Ten dzień rozpoczniemy krótkim przejazdem do wioski Eli u podnóża Araratu, na wysokość około 2100 metrów, najczęściej wcześniej wynajętymi samochodami. Po rozpakowaniu sprzętu czeka nas krótkie przygotowanie do marszu – startujemy z lekkimi, trekkingowymi plecakami. Bagaż główny do obozów według lokalnych zwyczajów niosą konie, choć oczywiście można założyć bardzo „sportowe” podejście i wnosić go samemu, ale tylko jeśli nie zamówimy również serwisu z namiotami i wyżywieniem w obozach. Trasa częściowo biegnie drogą oraz łatwymi, trawiasto-kamienistymi stokami. Ararat jest górą odkrytą, więc wspaniałe widoki roztaczają się aż po horyzont. Odcinek do obozu zajmuje wolnym marszem około 4–5 godzin. Zresztą na etapie aklimatyzacji pośpiech nie jest wskazany. Obóz pierwszy znajduje się na bardzo wygodnej, rozległej trawiastej polanie. Nieopodal można dostrzec małe osady pasterskie.

 

 Podejście do obozu drugiego; fot. Tomasz Kobielski

 

Dzień 4  


Aklimatyzacja

Ze względu na spore różnice poziomów ten dzień należy przeznaczyć na aklimatyzację. Oznacza to, że nie będziemy zmieniać obozu, a jedynie zrobimy sobie wycieczkę w okolice obozu drugiego, do wysokości 3800–4000 metrów. Zajmie nam to spokojnym marszem około połowy dnia.

 

Dzień 5 


Obóz 1 (3350 m) – obóz 2 (4100 m)

Po początkowych podejściach trawiastymi stokami z porozrzucanymi blokami skalnymi krajobraz zmienia się – wchodzimy w typowo wulkaniczny, bardzo kamienisty teren. Ścieżka pnie się zygzakami w górę. Po około pięciu godzinach docieramy do bardzo kamienistego i o wiele skromniejszego obozu drugiego.
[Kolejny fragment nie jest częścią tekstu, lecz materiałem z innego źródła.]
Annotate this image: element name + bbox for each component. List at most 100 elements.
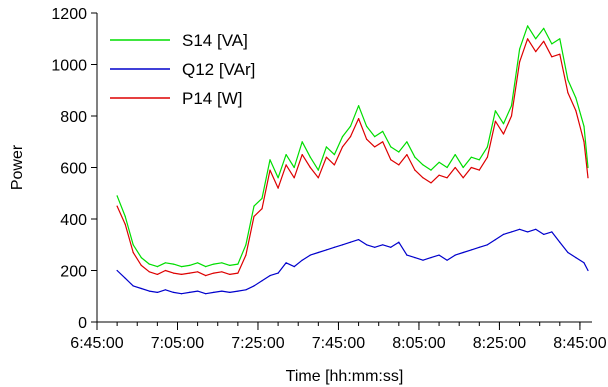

Leży on wśród powulkanicznych głazów i jest rzecz jasna mniej wygodny niż trawiasty obóz pierwszy, jednak jak na warunki wysokogórskie bardzo komfortowy. Tu ważna informacja: na Araracie przyjęło się, że każda działająca tam firma ma swoje miejsce stacjonowania w obozach. O ile w jedynce przestrzeni jest bardzo dużo i zespoły są rozrzucone, o tyle w dwójce miejsce jest ściśle podzielone między stacjonujące tutaj ekipy. Ponieważ to ostatni obóz przed szczytem, warto dobrze zjeść i się nawodnić, a także skupić na porządnym wypoczynku przed atakiem.

 

 W obozie drugim na zboczach góry; fot. Tomasz Kobielski

 

Dzień 6 


Obóz 2 (4100 m) – Duży Ararat (5137 m)

Ten dzień jest zdecydowanie najdłuższy ze wszystkich w czasie trekkingu. Nie można też mówić o wyspaniu się, ponieważ startujemy już około 2 w nocy, żeby przed południem dotrzeć do celu. W nocy trzeba uważnie patrzeć pod nogi, ponieważ droga jest dość nierówna. Pnie się wśród wulkanicznego krajobrazu, zdecydowanie w górę, zakosami, między kamiennymi blokami. Na trasie napotykamy także progi skalne, które pokonujemy, wypatrując w nich małych żlebów, a gdzieniegdzie używając dodatkowo rąk.

 

W okolicach kopuły szczytowej, około 300 metrów przed wierzchołkiem, teren wyraźnie się wypłaszcza. Z daleka widzimy już czapę lodowca. W tych okolicach, w zależności od aktualnej sytuacji śnieżnej, zakładamy na buty raki (o sprzęcie przeczytacie niżej). Droga z obozu drugiego zajmuje zazwyczaj 6–8 godzin. Tempo jest uwarunkowane kondycją uczestników, ale też pogodą i jakością terenu. Ostatni odcinek jest bardzo łagodny i zupełnie nietrudny technicznie, problematyczne może być jedynie skupienie się na sprawnym pokonaniu lodowej czapy. W większości przypadków nie wymaga nawet wiązania się linami, choć zalecałbym to na przykład przy dużym wietrze. Śnieg jest zazwyczaj bardzo twardy i ewentualny upadek może zakończyć się niekontrolowanymi zjazdami w kierunku uskoków, poobijaniem, ale i bardziej nieprzyjemnymi konsekwencjami. Na szczycie spędzamy zazwyczaj 15–20 minut, by zrobić zdjęcia, i ruszamy w drogę powrotną.

 

 Lodowiec szczytowy; fot. Tomasz Kobielski

 

Schodzi się dość sprawnie, niemniej dotarcie do obozu drugiego zajmuje przynajmniej kilka godzin. Na dziś to jeszcze nie koniec. Po odpoczynku i krótkim posiłku pakujemy dobytek i schodzimy do jedynki, gdzie spędzimy ostatnią noc na górze. Szybkie opuszczenie większej wysokości dobrze nam zrobi, a dodatkowo bardziej komfortowo będzie zapaść w sen na miękkiej trawie ;).

 

Dzień 7


Obóz 1 (3350 m) – podnóże Araratu (2100 m) – Doğubayazıt (1625 m)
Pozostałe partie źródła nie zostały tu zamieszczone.